Residents who live immediately adjacent to the Church Street parcel said during public comment that the site sits within or next to a designated historic district, that nearby houses are older and not airtight, and that an event could place thousands of people — including schoolchildren at several nearby schools and residents of an assisted living facility — at risk. Several speakers cited incidents in other states and urged larger setbacks (speakers and public commenters referenced a 100‑foot NFPA recommendation and asked for setbacks of 100 meters where feasible), blast or containment walls and an evacuation plan with clearly published triggers.
Utilities staff said the Church Street site was selected because it already contains generation assets and distribution capacity that allow the city to inject the battery output onto the local bus without violating the city’s contract constraints with Dominion. Ali said other city‑owned sites lack the combination of infrastructure and connections needed for a 7 MW system and that moving the equipment farther from utility infrastructure would require relocating underground utilities at the developer’s expense.
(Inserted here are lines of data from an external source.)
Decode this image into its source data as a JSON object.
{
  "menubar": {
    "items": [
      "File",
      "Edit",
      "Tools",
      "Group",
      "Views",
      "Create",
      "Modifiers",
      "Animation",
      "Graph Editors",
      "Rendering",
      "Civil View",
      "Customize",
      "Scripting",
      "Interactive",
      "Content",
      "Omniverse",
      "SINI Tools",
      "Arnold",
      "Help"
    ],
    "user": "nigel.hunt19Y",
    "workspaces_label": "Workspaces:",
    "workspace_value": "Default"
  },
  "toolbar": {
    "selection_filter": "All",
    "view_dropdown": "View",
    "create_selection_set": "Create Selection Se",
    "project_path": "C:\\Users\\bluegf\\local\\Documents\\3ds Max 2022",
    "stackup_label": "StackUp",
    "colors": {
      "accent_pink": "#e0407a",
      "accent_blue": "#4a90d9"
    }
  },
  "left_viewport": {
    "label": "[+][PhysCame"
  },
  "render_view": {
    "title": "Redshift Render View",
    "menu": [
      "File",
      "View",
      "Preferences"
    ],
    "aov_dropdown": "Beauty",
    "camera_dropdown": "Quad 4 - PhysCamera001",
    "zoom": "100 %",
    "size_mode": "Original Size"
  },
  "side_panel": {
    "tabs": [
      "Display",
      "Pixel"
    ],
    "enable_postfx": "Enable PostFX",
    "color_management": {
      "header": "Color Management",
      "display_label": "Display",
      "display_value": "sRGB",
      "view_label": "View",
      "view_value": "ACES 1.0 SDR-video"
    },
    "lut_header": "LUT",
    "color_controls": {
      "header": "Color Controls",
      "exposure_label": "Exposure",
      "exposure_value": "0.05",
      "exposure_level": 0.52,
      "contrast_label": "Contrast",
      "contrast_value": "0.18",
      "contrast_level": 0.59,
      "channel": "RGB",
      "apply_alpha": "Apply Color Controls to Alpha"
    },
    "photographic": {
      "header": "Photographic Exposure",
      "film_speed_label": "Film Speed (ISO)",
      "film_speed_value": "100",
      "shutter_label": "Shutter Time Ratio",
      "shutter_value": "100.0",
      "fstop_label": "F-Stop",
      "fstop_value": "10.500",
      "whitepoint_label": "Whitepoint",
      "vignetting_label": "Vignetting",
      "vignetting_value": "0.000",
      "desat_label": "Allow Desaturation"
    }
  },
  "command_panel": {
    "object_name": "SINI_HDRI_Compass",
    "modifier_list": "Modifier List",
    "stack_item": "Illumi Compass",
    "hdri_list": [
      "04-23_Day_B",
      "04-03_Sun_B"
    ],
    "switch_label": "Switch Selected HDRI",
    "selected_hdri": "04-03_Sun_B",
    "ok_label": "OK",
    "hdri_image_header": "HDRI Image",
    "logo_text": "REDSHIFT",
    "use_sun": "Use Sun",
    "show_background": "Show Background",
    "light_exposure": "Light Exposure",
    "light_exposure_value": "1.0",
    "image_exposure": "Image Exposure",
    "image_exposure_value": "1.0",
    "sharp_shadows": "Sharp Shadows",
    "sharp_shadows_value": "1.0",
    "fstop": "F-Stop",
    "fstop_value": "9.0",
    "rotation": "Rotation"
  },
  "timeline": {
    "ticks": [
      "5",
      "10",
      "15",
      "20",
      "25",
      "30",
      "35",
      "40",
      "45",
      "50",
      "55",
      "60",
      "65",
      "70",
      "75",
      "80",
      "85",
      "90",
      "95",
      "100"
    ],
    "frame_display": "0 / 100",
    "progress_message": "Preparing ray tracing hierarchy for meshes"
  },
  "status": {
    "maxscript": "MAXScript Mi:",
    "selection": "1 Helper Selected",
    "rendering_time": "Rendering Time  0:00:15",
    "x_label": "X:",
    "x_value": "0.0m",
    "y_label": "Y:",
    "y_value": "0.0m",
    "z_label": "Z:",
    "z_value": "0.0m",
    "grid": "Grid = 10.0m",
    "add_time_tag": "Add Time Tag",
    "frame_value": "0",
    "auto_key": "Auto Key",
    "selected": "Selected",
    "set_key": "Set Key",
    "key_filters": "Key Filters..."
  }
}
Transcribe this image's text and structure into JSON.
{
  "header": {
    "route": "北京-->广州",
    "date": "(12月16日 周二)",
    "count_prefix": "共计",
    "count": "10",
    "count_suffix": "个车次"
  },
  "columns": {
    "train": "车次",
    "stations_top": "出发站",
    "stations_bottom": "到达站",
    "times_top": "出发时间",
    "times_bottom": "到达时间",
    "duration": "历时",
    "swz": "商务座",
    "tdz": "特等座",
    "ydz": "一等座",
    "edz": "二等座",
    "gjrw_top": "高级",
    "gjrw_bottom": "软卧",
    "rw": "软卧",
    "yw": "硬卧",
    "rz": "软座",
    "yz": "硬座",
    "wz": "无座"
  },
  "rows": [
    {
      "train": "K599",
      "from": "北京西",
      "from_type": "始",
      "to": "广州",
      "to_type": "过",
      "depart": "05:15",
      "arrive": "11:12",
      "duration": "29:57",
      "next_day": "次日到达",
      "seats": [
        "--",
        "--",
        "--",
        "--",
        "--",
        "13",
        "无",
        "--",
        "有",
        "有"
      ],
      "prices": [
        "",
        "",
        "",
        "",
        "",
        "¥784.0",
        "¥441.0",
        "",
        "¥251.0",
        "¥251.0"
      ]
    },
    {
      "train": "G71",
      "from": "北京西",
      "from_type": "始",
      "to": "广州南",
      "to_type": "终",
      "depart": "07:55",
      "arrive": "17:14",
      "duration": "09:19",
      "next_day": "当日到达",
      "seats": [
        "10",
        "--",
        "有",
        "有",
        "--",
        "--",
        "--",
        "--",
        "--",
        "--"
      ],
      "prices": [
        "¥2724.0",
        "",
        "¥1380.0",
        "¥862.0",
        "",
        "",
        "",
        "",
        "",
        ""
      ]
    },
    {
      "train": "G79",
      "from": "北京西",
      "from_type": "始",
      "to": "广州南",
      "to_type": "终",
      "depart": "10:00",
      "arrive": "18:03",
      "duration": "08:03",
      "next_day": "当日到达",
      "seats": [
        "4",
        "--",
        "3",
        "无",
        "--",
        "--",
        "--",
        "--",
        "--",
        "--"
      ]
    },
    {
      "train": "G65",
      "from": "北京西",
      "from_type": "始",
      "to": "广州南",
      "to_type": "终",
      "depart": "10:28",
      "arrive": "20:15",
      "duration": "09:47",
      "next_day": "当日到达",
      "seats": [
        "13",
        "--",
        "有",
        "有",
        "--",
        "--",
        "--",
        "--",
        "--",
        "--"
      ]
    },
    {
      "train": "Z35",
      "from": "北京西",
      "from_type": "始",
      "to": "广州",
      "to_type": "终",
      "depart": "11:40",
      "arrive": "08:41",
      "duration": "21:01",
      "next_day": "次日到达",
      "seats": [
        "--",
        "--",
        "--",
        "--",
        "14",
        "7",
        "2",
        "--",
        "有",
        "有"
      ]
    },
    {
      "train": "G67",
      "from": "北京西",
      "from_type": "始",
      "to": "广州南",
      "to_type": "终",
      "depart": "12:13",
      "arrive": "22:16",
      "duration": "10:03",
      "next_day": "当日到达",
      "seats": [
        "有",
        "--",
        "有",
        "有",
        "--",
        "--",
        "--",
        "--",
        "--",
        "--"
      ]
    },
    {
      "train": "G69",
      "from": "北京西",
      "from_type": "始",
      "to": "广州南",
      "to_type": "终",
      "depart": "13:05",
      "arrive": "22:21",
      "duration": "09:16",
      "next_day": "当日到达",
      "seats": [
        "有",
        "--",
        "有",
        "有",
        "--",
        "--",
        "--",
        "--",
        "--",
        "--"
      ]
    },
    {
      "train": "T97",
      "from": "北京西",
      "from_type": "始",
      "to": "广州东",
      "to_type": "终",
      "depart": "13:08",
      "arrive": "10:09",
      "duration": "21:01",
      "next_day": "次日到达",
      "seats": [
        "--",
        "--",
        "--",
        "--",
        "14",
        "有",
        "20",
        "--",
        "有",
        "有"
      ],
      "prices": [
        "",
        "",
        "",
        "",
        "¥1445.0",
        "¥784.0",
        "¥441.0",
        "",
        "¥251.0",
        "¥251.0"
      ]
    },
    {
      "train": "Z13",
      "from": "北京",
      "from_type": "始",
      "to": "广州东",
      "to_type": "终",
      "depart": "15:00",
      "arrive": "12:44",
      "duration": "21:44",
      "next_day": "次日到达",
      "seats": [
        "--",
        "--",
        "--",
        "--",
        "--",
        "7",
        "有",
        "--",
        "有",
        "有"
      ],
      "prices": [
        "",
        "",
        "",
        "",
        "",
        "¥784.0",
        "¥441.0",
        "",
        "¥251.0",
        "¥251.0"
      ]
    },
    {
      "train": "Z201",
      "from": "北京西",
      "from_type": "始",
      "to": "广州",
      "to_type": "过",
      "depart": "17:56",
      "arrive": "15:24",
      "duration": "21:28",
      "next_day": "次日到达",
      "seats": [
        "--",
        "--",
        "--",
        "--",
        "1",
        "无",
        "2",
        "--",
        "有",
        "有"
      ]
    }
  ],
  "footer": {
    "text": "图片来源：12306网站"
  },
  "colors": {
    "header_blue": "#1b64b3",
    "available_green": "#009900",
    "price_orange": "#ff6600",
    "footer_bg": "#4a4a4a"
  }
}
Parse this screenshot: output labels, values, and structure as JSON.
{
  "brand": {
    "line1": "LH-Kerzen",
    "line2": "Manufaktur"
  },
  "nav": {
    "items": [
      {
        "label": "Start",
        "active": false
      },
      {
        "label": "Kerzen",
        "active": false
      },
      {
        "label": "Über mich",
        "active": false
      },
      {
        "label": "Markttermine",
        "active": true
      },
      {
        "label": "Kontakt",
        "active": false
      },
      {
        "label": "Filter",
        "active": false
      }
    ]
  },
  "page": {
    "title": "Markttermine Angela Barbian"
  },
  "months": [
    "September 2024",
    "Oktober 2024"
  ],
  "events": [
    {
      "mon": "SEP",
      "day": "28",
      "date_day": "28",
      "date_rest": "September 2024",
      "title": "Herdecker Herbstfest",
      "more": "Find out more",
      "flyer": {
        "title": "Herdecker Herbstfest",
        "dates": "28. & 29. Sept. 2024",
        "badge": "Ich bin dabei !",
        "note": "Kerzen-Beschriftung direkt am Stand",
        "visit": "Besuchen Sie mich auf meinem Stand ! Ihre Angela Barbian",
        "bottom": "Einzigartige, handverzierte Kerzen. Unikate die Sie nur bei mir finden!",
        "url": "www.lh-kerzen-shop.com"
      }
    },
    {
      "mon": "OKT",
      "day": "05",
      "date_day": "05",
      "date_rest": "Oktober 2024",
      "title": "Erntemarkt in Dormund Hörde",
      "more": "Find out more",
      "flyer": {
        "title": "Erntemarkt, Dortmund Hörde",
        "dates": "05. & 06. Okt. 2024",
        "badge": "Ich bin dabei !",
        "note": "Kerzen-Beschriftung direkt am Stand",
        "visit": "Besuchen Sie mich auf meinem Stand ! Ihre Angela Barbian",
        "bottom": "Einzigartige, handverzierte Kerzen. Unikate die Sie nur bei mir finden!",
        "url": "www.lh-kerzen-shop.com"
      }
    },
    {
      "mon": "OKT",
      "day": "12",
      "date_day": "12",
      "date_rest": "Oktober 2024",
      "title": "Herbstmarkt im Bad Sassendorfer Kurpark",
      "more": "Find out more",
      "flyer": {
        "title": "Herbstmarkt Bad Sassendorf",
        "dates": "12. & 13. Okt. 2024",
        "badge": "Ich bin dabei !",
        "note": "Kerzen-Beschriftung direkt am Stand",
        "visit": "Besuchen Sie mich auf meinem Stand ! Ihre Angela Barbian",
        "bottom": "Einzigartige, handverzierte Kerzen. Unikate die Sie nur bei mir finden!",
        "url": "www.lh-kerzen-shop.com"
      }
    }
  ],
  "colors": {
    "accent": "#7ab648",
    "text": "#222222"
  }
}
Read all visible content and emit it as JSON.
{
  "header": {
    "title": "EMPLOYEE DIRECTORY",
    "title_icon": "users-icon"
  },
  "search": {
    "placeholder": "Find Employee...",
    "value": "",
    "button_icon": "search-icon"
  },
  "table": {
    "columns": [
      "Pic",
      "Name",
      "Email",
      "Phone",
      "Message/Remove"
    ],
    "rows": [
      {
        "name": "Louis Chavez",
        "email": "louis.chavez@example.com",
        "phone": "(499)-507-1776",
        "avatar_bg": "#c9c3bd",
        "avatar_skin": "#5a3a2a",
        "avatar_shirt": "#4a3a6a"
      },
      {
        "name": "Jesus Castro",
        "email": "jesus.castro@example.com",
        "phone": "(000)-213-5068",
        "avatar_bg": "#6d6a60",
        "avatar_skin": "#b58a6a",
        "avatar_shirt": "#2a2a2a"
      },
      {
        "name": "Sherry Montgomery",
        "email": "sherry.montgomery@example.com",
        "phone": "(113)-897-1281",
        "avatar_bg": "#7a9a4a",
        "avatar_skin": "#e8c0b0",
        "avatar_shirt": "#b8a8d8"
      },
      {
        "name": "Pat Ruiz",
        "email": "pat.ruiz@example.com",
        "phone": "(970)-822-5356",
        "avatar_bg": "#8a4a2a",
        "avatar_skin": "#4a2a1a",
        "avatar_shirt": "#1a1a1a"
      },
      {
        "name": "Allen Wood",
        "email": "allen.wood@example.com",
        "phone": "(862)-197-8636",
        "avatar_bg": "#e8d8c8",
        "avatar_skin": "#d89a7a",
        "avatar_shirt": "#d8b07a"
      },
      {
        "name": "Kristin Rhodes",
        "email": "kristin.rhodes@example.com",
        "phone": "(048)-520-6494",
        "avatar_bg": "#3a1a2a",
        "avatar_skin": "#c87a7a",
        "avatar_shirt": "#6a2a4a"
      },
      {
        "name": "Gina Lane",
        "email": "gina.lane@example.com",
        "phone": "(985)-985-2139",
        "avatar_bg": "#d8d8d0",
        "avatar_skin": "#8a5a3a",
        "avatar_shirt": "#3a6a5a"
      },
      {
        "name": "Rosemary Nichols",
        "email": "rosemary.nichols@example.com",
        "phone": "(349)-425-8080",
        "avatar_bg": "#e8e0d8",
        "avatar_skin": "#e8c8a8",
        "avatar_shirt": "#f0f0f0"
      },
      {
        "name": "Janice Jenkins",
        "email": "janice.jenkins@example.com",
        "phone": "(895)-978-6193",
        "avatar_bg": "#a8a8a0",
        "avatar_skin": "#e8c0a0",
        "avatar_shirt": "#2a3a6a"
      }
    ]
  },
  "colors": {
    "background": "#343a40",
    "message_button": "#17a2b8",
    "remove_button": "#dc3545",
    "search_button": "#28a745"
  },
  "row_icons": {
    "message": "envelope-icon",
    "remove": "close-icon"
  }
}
Council members and staff emphasized process: the city manager said the company proposing to operate the BESS will need a property lease and a franchise agreement and that both approvals will require advertised public hearings before council; staff estimated those hearings would most likely occur in October or November. The mayor and several council members encouraged neighbors to attend a city‑staff town hall scheduled for the following Monday and said staff will continue outreach to directly affected property owners.
No formal vote on site approval or a lease took place on Sept. 8. The presentation and the public statements make clear the project remains “proposed” and that additional engineering, public safety, permitting and public‑hearing steps will follow before any lease or franchise is approved.